Transcriptomic profiling of experimental arterial injury reveals new mechanisms and temporal dynamics in vascular healing response

Samuel Röhl; Urszula Rykaczewska; Till Seime; Bianca E Suur; Maria Gonzalez Diez; Jesper R Gådin; Anastasiia Gainullina; Alexey A Sergushichev; Robert Wirka; Mariette Lengquist; Malin Kronqvist; Otto Bergman; Jacob Odeberg; Jan H N Lindeman; Thomas Quertermous; Anders Hamsten; Per Eriksson; Ulf Hedin; Anton Razuvaev; Ljubica Perisic Matic

doi:10.1016/j.jvssci.2020.01.001

Transcriptomic profiling of experimental arterial injury reveals new mechanisms and temporal dynamics in vascular healing response

JVS Vasc Sci. 2020 Feb 7:1:13-27. doi: 10.1016/j.jvssci.2020.01.001. eCollection 2020.

Authors

Samuel Röhl¹, Urszula Rykaczewska¹, Till Seime¹, Bianca E Suur¹, Maria Gonzalez Diez², Jesper R Gådin², Anastasiia Gainullina³, Alexey A Sergushichev³, Robert Wirka⁴, Mariette Lengquist¹, Malin Kronqvist¹, Otto Bergman², Jacob Odeberg⁵, Jan H N Lindeman⁶, Thomas Quertermous⁴, Anders Hamsten², Per Eriksson², Ulf Hedin¹, Anton Razuvaev¹, Ljubica Perisic Matic¹

Affiliations

¹ Department of Molecular Medicine and Surgery, Karolinska Institutet, Solna, Sweden.
² Department of Medicine, Karolinska Institutet, Solna, Sweden.
³ Department of Computer Technologies, ITMO University, St. Petersburg, Russia.
⁴ Department of Cardiovascular Medicine, Stanford University School of Medicine, Stanford, Calif.
⁵ Department of Protein Science, School of Chemistry, Biotechnology and Health, Royal Institute of Technology, Science for Life Laboratory, Sweden and the Department of Haematology, Coagulation Unit, Karolinska University Hospital, Stockholm, Sweden.
⁶ Leiden University, Leiden, The Netherlands.

Abstract

Objective: Endovascular interventions cause arterial injury and induce a healing response to restore vessel wall homeostasis. Complications of defective or excessive healing are common and result in increased morbidity and repeated interventions. Experimental models of intimal hyperplasia are vital for understanding the vascular healing mechanisms and resolving the clinical problems of restenosis, vein graft stenosis, and dialysis access failure. Our aim was to systematically investigate the transcriptional, histologic, and systemic reaction to vascular injury during a prolonged time.

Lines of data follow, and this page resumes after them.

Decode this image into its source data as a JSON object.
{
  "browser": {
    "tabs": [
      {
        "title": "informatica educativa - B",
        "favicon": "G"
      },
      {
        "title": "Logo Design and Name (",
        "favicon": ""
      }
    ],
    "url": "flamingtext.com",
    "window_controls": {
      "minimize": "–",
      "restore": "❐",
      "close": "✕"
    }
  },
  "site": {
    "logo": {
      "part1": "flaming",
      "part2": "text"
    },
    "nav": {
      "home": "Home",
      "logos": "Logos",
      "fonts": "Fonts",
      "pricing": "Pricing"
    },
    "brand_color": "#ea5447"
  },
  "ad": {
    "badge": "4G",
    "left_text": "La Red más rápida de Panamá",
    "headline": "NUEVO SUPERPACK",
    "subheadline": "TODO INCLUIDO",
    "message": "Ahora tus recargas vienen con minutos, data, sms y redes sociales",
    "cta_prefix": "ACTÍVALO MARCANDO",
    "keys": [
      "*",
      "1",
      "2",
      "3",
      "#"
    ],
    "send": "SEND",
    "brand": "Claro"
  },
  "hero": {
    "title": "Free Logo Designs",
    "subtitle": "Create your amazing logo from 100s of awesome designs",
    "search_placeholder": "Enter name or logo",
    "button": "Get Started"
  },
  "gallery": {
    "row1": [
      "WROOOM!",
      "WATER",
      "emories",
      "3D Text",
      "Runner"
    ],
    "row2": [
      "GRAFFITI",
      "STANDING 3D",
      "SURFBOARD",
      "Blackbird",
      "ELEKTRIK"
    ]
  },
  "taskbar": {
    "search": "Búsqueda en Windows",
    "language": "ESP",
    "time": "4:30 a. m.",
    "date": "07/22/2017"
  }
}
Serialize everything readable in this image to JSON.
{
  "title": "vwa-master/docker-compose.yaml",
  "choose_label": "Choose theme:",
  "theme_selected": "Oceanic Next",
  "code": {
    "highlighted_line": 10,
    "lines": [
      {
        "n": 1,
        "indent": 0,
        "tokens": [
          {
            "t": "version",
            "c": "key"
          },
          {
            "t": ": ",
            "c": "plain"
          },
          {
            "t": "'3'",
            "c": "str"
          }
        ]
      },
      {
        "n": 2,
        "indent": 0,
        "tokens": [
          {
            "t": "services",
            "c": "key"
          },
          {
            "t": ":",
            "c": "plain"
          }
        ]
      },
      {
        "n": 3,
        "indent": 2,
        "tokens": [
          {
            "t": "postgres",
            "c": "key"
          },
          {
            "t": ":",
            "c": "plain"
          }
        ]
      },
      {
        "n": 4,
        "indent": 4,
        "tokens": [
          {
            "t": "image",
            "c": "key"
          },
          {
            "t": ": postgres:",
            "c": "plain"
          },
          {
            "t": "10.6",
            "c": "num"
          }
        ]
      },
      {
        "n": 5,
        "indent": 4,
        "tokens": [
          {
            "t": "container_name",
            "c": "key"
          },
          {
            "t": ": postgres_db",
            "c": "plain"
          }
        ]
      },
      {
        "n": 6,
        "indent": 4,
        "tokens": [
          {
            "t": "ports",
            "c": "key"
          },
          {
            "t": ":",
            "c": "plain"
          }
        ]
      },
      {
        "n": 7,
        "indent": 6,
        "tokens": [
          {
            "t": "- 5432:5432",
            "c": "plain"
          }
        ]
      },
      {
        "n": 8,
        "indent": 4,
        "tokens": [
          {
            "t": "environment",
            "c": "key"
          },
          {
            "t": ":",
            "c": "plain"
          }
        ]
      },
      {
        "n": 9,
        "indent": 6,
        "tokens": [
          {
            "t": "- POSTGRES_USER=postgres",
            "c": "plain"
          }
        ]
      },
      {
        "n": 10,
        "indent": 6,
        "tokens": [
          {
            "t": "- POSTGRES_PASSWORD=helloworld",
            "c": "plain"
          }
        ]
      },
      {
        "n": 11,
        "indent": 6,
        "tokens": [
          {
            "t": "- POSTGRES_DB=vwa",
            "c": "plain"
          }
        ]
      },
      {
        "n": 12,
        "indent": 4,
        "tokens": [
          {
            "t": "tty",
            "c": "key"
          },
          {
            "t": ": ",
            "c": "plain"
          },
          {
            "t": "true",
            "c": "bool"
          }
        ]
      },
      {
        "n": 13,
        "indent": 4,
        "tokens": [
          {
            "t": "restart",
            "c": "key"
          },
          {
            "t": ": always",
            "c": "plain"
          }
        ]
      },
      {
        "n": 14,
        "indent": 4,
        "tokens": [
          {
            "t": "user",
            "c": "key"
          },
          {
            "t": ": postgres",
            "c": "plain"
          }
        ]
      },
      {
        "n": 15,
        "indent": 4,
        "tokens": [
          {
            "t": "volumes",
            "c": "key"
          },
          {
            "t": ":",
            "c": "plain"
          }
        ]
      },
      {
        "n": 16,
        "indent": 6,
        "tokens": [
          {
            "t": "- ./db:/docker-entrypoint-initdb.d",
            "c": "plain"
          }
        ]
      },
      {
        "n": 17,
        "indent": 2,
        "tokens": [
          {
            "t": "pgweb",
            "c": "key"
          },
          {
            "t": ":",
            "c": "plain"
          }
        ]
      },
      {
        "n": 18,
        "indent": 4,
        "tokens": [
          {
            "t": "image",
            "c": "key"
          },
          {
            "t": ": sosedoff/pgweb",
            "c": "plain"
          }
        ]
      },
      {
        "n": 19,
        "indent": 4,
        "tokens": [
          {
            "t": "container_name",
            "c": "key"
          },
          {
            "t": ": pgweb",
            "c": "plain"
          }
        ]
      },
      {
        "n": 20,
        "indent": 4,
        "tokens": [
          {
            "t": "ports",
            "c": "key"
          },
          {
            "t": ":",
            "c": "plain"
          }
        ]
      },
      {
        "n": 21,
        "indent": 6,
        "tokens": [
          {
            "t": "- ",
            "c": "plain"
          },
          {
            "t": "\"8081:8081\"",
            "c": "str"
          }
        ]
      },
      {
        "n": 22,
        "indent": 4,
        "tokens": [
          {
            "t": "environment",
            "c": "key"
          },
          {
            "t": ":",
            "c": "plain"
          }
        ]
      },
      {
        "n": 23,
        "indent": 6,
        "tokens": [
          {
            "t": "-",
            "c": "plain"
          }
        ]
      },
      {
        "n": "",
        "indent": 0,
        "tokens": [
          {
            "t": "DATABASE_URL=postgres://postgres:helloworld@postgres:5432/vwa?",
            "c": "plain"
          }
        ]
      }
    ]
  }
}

Methods: Balloon injury of the left common carotid artery was performed in male rats. Animals (n = 69) were euthanized before or after injury, either directly or after 2 hours, 20 hours, 2 days, 5 days, 2 weeks, 6 weeks, and 12 weeks. Both injured and contralateral arteries were subjected to microarray profiling, followed by bioinformatic exploration, histologic characterization of the biopsy specimens, and plasma lipid analyses.

Results: Immune activation and coagulation were key mechanisms in the early response, followed by cytokine release, tissue remodeling, and smooth muscle cell modulation several days after injury, with reacquisition of contractile features in later phases. Novel pathways related to clonal expansion, inflammatory transformation, and chondro-osteogenic differentiation were identified and immunolocalized to neointimal smooth muscle cells. Analysis of uninjured arteries revealed a systemic component of the reaction after local injury, underlined by altered endothelial signaling, changes in overall tissue bioenergy metabolism, and plasma high-density lipoprotein levels.

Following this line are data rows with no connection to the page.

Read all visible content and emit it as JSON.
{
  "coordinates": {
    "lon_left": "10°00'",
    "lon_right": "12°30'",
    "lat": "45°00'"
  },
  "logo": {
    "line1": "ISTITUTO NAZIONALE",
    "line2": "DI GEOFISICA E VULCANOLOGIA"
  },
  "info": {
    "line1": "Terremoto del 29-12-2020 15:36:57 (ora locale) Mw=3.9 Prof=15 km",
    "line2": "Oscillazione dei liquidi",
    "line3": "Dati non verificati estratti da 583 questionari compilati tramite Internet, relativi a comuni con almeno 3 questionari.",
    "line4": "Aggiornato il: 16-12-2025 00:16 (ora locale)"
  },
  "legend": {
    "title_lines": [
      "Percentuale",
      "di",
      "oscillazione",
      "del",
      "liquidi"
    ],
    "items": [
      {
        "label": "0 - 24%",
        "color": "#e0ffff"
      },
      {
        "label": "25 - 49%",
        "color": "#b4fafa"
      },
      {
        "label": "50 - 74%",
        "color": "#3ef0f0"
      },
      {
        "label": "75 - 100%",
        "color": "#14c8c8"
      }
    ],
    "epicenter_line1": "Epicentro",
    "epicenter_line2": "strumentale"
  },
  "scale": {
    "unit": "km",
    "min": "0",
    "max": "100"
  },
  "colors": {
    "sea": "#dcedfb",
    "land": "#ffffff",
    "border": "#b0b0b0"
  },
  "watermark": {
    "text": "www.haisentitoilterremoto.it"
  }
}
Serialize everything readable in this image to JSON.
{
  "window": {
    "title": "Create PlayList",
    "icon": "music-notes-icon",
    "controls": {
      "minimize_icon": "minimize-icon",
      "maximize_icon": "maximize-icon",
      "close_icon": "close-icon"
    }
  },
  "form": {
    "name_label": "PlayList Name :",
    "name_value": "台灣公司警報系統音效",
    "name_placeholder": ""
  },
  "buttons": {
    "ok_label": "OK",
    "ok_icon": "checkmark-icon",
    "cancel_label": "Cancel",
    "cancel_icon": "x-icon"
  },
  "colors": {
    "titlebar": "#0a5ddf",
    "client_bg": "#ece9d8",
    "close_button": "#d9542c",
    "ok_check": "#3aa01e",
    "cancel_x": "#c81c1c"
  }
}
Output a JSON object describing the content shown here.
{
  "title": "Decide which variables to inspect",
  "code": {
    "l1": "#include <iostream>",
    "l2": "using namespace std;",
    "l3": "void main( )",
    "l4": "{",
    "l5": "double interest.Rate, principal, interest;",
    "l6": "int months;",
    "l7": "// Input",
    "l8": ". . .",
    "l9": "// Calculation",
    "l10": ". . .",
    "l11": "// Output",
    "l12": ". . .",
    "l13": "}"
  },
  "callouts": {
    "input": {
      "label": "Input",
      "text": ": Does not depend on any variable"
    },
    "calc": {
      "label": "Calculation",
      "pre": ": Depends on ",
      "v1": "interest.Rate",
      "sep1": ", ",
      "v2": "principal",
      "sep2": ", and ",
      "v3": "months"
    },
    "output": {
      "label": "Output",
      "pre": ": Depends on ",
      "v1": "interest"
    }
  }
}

Conclusions: We demonstrate that vascular injury induces dynamic transcriptional landscape and metabolic changes identifiable as early, intermediate, and late response phases, reaching homeostasis after several weeks. This study provides a temporal "roadmap" of vascular healing as a publicly available resource for the research community.

Keywords: Gene expression microarrays; Rat carotid artery balloon injury; Smooth muscle cells; Vessel wall healing.